CEMEX has successfully refinanced its euro-denominated sustainability-linked syndicated credit agreement, extending the final maturity to 2029. The refinanced credit agreement consists of a EUR450m five-year amortising term loan, and a new EUR300m four-year committed revolving credit facility. This represents a reduction of EUR50m in the term loan and an additional source of liquidity in the form of a revolver.
According to the company, the signing of this agreement is an integral part of a comprehensive financing plan designed to increase liquidity and flexibility. “We have delivered on our commitment of strengthening our financial position, with much better liquidity and with no significant debt maturities in any given year,” said CEMEX CFO, Maher Al-Haffar. “This transaction builds on that commitment by extending our euro maturities and adding new sources of liquidity.”

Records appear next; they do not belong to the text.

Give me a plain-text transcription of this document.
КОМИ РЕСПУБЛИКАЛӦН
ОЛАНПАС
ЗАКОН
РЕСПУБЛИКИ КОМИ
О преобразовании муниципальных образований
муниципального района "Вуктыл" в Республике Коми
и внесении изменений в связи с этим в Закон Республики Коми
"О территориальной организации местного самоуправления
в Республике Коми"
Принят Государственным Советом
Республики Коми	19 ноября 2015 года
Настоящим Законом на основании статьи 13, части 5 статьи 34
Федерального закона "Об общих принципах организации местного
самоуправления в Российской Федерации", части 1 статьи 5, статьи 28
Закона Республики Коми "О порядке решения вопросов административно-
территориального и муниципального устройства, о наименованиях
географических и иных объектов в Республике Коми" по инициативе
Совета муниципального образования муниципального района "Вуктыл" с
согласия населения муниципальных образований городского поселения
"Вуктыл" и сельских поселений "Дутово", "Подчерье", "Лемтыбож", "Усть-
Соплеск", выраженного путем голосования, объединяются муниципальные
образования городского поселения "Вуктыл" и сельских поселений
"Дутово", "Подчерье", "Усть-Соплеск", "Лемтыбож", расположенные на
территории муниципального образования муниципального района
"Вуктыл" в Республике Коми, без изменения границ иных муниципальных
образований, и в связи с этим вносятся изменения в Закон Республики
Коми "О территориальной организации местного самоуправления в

The refinanced credit agreement has nearly identical terms and conditions to those in CEMEX’s other main bank credit agreement dated 30 October 2023, including guarantor structure, a parallel interest rate margin grid, and financial covenants that provide for a maximum leverage ratio of 3.75x throughout the life of the loan and a minimum interest coverage ratio of 2.75x.
With this transaction, CEMEX continues to increase the percentage of its debt aligned to its Future in Action programme, which is already above the 2025 target of 50 per cent and brings the company closer to its 2030 target of 85 per cent.